How asset maintenance can boost sustainability
Imagine asset maintenance as a high-tech dashboard in a car. It may show the air pressure of each tire, the miles driven since the last oil change, whether the doors and trunk are properly closed and more. Even in this example, that sort of data-driven monitoring and maintenance helps ensure your car lasts as long as possible — with minimal time spent frustrated on the side of a road. Now apply that system to a major company, and you can quickly imagine how the cost-savings and environmental benefits can scale.
With an effective maintenance strategy, a business can significantly lower costs, minimize downtime and boost operational performance, while advancing their sustainability objectives. Owners who implement an end-to-end maintenance strategy can reduce the total cost of asset ownership by as much as 40 percent, according to an analysis of multiple reports. In short, asset maintenance offers businesses a direct path to improving both the bottom line and environmental impact.
While the precise role of asset maintenance depends on what a company does and its assets, but there are several general ways it can help advance sustainability goals.
First, maintenance can extend the lifespan of assets. One of the coolest examples we’ve worked on at IBM is the Great Belt project in Denmark, which includes one of the longest suspension bridges in the world with a central span of over 5,000 feet. For this project, maintenance includes a combination of drone photography, AI analysis and 3D modeling that has collectively reduced operational expenses 2 percent year over year. In terms of specific sustainability outcomes, the improved monitoring and maintenance is projected to double the lifespan of the bridge — while also avoiding 750,000 tons of CO2 emissions.

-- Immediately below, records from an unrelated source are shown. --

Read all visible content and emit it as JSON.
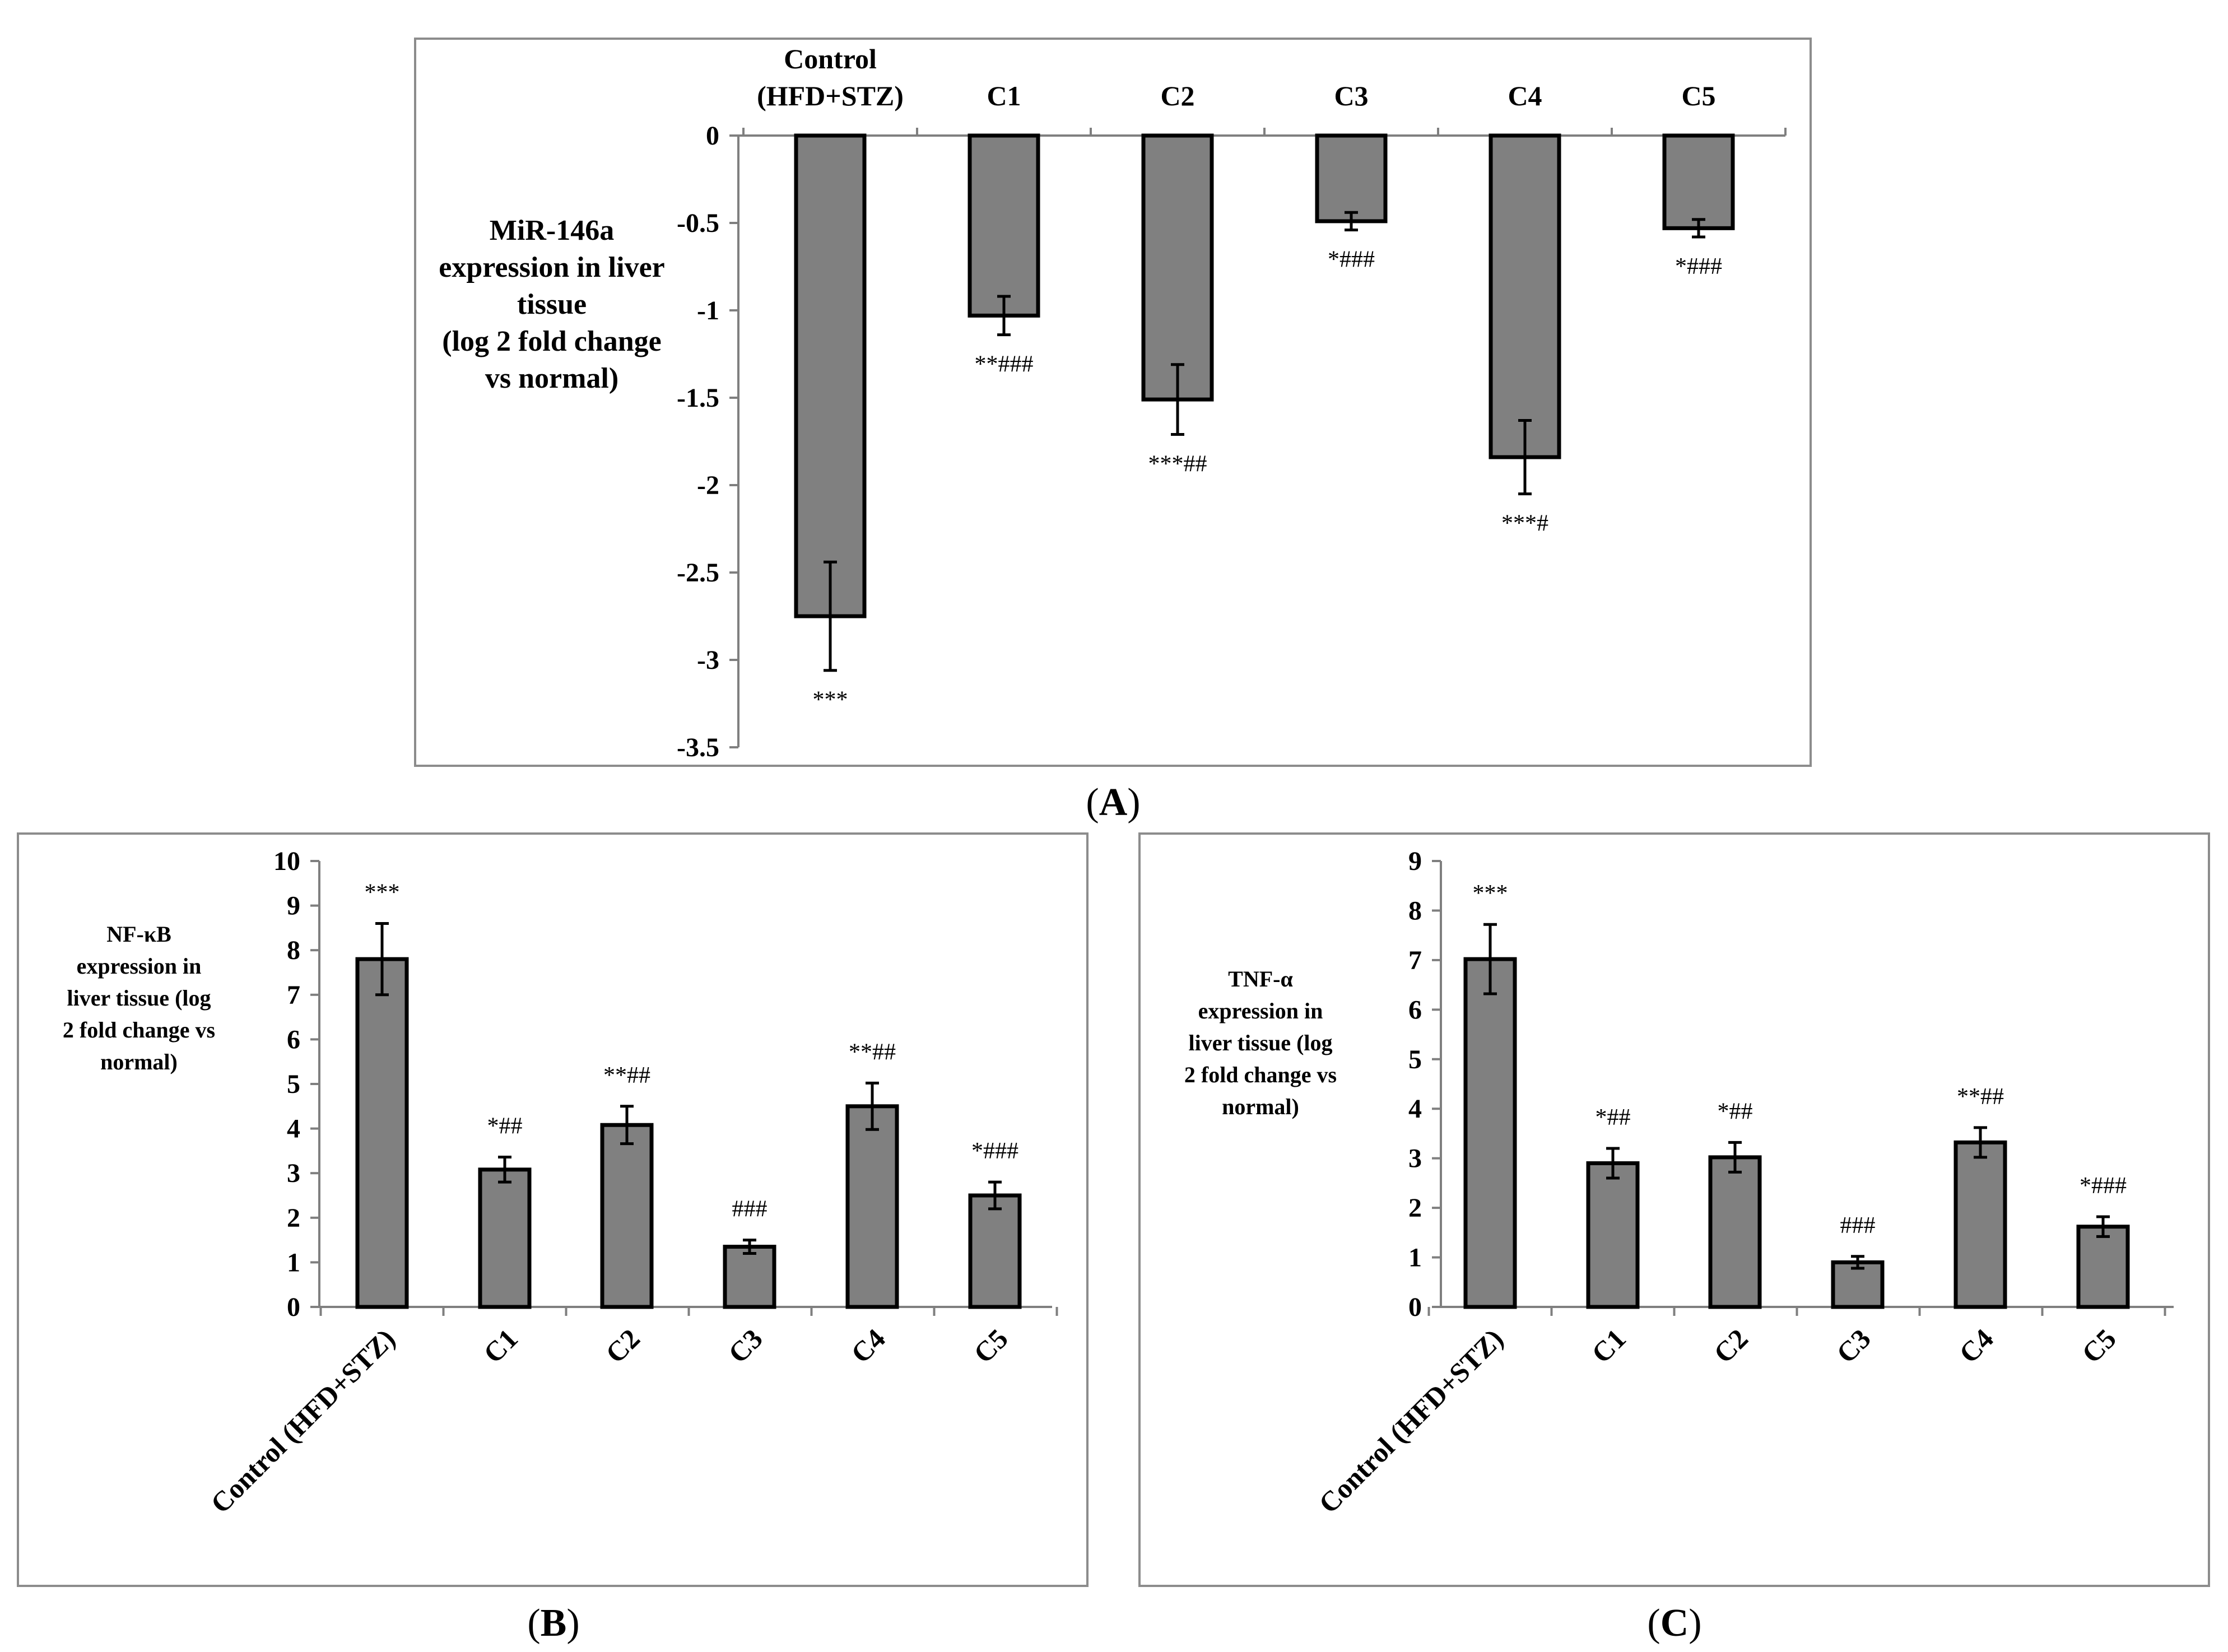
{
  "chart_data": [
    {
      "panel": "A",
      "type": "bar",
      "ylabel_lines": [
        "MiR-146a",
        "expression in liver",
        "tissue",
        "(log 2 fold change",
        "vs normal)"
      ],
      "category_lines": [
        [
          "Control",
          "(HFD+STZ)"
        ],
        [
          "C1"
        ],
        [
          "C2"
        ],
        [
          "C3"
        ],
        [
          "C4"
        ],
        [
          "C5"
        ]
      ],
      "values": [
        -2.75,
        -1.03,
        -1.51,
        -0.49,
        -1.84,
        -0.53
      ],
      "errors": [
        0.31,
        0.11,
        0.2,
        0.05,
        0.21,
        0.05
      ],
      "significance": [
        "***",
        "**###",
        "***##",
        "*###",
        "***#",
        "*###"
      ],
      "ylim": [
        -3.5,
        0
      ],
      "yticks": [
        "0",
        "-0.5",
        "-1",
        "-1.5",
        "-2",
        "-2.5",
        "-3",
        "-3.5"
      ]
    },
    {
      "panel": "B",
      "type": "bar",
      "ylabel_lines": [
        "NF-κB",
        "expression in",
        "liver tissue (log",
        "2 fold  change vs",
        "normal)"
      ],
      "categories": [
        "Control (HFD+STZ)",
        "C1",
        "C2",
        "C3",
        "C4",
        "C5"
      ],
      "values": [
        7.8,
        3.08,
        4.08,
        1.35,
        4.5,
        2.5
      ],
      "errors": [
        0.8,
        0.28,
        0.42,
        0.15,
        0.52,
        0.3
      ],
      "significance": [
        "***",
        "*##",
        "**##",
        "###",
        "**##",
        "*###"
      ],
      "ylim": [
        0,
        10
      ],
      "yticks": [
        "0",
        "1",
        "2",
        "3",
        "4",
        "5",
        "6",
        "7",
        "8",
        "9",
        "10"
      ]
    },
    {
      "panel": "C",
      "type": "bar",
      "ylabel_lines": [
        "TNF-α",
        "expression in",
        "liver tissue (log",
        "2 fold  change vs",
        "normal)"
      ],
      "categories": [
        "Control (HFD+STZ)",
        "C1",
        "C2",
        "C3",
        "C4",
        "C5"
      ],
      "values": [
        7.02,
        2.9,
        3.02,
        0.9,
        3.32,
        1.62
      ],
      "errors": [
        0.7,
        0.3,
        0.3,
        0.12,
        0.3,
        0.2
      ],
      "significance": [
        "***",
        "*##",
        "*##",
        "###",
        "**##",
        "*###"
      ],
      "ylim": [
        0,
        9
      ],
      "yticks": [
        "0",
        "1",
        "2",
        "3",
        "4",
        "5",
        "6",
        "7",
        "8",
        "9"
      ]
    }
  ],
  "panel_labels": {
    "a": "A",
    "b": "B",
    "c": "C"
  },
  "colors": {
    "bar_fill": "#808080",
    "bar_stroke": "#000000",
    "axis": "#7f7f7f",
    "frame": "#8c8c8c"
  }
}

Second, maintenance systems can help with efficiency. In its own efforts, IBM’s real estate organization tapped a new AI-powered module to analyze the description of a maintenance work order and automatically generate a service code. That sounds simple, but it reduced work orders labeled “Other” — the least helpful category — by 84 percent, allowing problems to be more quickly understood, parts to be ordered and useful maintenance trips to be made. The result is an estimated savings of 10,000 people hours. That’s time that was spent on working through unnecessary confusion — time that we can bid “good riddance.” Now, it can be instead spent on proactively ordering replacement parts, checking up on equipment and systems most in need, and other useful things.

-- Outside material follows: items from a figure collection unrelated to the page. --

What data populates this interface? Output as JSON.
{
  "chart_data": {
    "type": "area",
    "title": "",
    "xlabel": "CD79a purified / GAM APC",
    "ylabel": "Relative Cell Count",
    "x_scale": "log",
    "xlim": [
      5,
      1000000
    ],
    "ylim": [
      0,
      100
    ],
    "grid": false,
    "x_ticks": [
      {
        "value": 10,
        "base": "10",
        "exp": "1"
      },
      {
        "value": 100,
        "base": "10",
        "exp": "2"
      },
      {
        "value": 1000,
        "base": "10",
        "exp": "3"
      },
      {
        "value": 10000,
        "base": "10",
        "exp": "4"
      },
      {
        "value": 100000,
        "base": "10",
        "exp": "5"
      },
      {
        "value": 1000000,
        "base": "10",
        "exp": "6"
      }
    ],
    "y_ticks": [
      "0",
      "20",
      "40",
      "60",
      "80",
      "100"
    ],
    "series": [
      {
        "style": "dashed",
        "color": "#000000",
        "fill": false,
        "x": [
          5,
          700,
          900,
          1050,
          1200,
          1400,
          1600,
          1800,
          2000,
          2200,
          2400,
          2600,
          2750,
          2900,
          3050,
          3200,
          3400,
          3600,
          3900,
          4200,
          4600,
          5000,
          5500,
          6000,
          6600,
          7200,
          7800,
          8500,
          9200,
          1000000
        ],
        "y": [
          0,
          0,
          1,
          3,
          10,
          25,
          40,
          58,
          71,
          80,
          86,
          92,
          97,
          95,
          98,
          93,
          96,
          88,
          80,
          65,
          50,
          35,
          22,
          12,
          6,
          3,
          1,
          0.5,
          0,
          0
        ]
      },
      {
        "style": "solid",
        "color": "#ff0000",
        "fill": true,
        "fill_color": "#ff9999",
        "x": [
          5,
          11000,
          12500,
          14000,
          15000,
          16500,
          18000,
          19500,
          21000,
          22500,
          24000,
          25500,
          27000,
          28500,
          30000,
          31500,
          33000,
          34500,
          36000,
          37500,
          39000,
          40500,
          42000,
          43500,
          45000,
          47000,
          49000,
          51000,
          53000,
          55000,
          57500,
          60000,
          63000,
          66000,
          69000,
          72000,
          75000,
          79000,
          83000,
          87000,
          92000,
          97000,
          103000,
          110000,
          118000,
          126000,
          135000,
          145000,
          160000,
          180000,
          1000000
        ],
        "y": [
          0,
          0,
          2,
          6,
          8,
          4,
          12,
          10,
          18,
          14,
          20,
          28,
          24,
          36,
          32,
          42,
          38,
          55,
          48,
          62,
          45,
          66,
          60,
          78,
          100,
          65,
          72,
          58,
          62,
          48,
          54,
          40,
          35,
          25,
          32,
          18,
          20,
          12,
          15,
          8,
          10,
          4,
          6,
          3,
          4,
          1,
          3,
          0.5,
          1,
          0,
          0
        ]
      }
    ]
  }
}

Finally, asset maintenance can help maximize uptime. This is just the other side of the efficiency coin, but it’s worth reiterating on its own. Every company relies on numerous systems or machines to get its work done. At a renewable power plant, key assets might be turbines, solar panels or grid infrastructure. Every second they’re offline means less renewable energy in the grid. That might mean a factory lies dormant somewhere, food is spoiling in a powerless refrigerator or that a more expensive and dirtier back-up option is used instead. All that waste, cost and emissions can be potentially avoided with more predictive and proactive maintenance.
Expanding what corporate sustainability looks like
For CSOs looking to drive progress on sustainability, maintenance is not a bad place to start. Imagining a technician typing on an iPad or wielding a socket wrench may not connote the same idea of sustainability as someone choosing between trash and recycling, but it should. Moreover, these examples show that smart maintenance can avoid waste, lower costs and reduce emissions.
Maintenance is yet another area where sustainability leaders can leverage data, to figure out where “hot spots” are and then operationalize a roadmap of action. The heavy industry sector already knows this, but it applies to every sector. At IBM, we do this with data from our facilities management platform, which is integrated into our reporting tool to create a single, auditable system of record that allows for site-specific inquiries and informed decision-making.
There are already strong technological tailwinds behind asset maintenance as low-cost sensors proliferate, data becomes more available, and AI is increasingly used to drive insights and action. But it’s time for the full C-suite to recognize the broad range of benefits it brings — and CSOs can play a mission critical role for driving that recognition.